L’innocence de Cabassou fut reconnue. Toutefois, Rebattel, estimant qu’une telle négligence de la part d’un cuisinier exigeait une punition, fit attacher un des rats dans le dos du pauvre garçon, avec défense de le lui enlever avant qu’il en eût donné l’ordre…
Bientôt toute la compagnie était au courant de l’incident, et Cabassou en vit de dures pendant vingt-quatre heures.
À partir de ce jour, dès que nous apercevions un rat, nous appelions Cabassou et l’invitions à se mettre à la poursuite de l’animal pour le jeter dans sa marmite. Nous ne l’appelions plus que Cabassou-le-Rat, et ce surnom le suivit durant toute la campagne.

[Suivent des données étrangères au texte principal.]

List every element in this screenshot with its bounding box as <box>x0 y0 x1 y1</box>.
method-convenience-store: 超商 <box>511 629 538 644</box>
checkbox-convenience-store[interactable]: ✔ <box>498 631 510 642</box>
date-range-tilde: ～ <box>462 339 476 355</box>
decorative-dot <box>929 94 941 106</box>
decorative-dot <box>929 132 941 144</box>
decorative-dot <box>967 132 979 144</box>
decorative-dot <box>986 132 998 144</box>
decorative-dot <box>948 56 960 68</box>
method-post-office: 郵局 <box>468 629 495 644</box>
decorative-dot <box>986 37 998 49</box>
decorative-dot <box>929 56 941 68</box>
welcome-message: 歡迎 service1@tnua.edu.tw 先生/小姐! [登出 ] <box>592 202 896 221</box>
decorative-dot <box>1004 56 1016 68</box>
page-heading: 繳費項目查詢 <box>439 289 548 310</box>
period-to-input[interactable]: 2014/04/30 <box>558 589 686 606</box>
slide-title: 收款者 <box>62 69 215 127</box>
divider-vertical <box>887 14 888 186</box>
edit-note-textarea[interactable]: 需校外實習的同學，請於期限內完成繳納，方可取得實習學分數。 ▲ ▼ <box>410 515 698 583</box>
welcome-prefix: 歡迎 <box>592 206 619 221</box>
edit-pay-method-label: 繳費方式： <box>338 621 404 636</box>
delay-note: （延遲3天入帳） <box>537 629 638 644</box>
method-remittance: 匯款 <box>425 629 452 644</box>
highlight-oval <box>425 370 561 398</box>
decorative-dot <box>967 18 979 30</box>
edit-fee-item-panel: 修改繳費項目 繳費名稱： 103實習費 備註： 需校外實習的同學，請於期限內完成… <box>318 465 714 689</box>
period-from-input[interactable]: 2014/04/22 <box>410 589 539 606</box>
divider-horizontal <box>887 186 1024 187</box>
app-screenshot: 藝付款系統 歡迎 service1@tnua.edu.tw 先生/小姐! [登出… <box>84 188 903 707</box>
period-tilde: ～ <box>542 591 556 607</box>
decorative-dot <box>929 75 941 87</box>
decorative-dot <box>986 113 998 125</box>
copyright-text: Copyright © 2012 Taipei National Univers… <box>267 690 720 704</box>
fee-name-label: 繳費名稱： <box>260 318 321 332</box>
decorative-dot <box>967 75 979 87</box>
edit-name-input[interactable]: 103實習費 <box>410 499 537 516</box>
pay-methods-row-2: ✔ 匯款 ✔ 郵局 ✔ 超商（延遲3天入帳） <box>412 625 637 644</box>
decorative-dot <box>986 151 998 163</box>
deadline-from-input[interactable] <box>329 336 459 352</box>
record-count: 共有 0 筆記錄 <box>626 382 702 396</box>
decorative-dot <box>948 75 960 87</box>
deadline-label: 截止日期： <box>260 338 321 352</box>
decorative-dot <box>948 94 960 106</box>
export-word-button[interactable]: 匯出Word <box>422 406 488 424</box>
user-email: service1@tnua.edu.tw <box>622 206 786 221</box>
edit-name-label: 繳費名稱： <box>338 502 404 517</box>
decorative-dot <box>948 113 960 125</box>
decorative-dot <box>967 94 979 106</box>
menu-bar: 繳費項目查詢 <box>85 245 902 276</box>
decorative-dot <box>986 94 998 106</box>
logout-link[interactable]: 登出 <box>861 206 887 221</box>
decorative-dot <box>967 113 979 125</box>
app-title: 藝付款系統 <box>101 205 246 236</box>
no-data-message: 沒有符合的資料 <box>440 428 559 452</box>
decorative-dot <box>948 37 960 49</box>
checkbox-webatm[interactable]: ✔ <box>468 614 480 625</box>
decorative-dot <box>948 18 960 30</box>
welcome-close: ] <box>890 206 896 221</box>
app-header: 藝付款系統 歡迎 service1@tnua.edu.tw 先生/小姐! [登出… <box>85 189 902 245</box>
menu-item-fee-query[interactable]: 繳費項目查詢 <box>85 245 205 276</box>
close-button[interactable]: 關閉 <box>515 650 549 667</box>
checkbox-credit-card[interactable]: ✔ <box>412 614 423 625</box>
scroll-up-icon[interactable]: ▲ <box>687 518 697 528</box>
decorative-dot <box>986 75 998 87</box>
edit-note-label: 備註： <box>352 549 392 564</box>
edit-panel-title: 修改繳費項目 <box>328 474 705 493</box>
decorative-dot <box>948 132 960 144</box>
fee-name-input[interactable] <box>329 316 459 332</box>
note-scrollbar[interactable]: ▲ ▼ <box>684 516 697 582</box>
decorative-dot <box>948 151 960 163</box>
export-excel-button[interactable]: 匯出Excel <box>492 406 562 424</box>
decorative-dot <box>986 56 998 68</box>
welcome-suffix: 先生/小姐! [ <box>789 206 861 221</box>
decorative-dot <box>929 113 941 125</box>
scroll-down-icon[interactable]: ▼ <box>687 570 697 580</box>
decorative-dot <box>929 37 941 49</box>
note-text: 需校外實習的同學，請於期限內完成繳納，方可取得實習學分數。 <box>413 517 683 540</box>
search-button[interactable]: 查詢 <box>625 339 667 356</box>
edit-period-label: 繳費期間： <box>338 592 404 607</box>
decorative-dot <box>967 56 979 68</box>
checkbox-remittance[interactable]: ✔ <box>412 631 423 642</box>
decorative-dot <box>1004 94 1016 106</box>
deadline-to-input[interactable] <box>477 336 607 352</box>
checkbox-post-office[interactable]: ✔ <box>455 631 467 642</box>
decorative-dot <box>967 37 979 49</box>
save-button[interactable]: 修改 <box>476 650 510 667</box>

Jusqu’alors, nous n’avions aperçu que quelques rats de temps à autre. Bientôt, une véritable armée de ces rongeurs devait nous suivre. Malheur à celui qui s’abattait vaincu par la fatigue ! Il ne tardait pas à devenir la proie de ces affreuses bêtes, qui ne trouvant plus rien à manger dans les villes et les villages dévastés par l’incendie, glissaient en noirs bataillons sur les traces des armées.
Souvent, nous voyions pâlir un camarade qui, se sentant à bout de forces, s’accrochait à nous désespérément, car il savait bien que s’il tombait, il était perdu.
Les rats, je dois le reconnaître, furent, en maintes circonstances, les auxiliaires de l’Empereur et empêchèrent bien des défaillances et aussi bien des désertions. L’ennemi que nous avions devant nous, nous le redoutions certes moins que celui qui nous suivait trottant menu, dans les grandes plaines désertes…
Nous poursuivions toujours les Russes. L’armée continuait de marcher sur trois colonnes. Celle du centre, qui était la plus forte, suivait les routes praticables ; elle était composée de la cavalerie de Murat, qui formait l’avant-garde, et des corps de Davout et de Ney.
Poniatowski et le prince Eugène marchaient dans l’intérieur des terres, le premier sur la droite, le second sur la gauche. Ils se tenaient, autant que possible, à hauteur de l’avant-garde.
Nous avancions à grandes journées vers Moscou. Le 2 septembre au matin (je me rappelle parfaitement la date) notre capitaine nous apprit qu’une grande bataille allait enfin se livrer, mais elle n’eut pas lieu, et nous continuâmes d’aller de l’avant.
Les soldats murmuraient.
On leur avait si souvent répété que lorsque l’on serait à Moscou, la campagne serait terminée, qu’ils avaient hâte d’atteindre cette ville où ils croyaient trouver des vivres en abondance, et un repos bien gagné.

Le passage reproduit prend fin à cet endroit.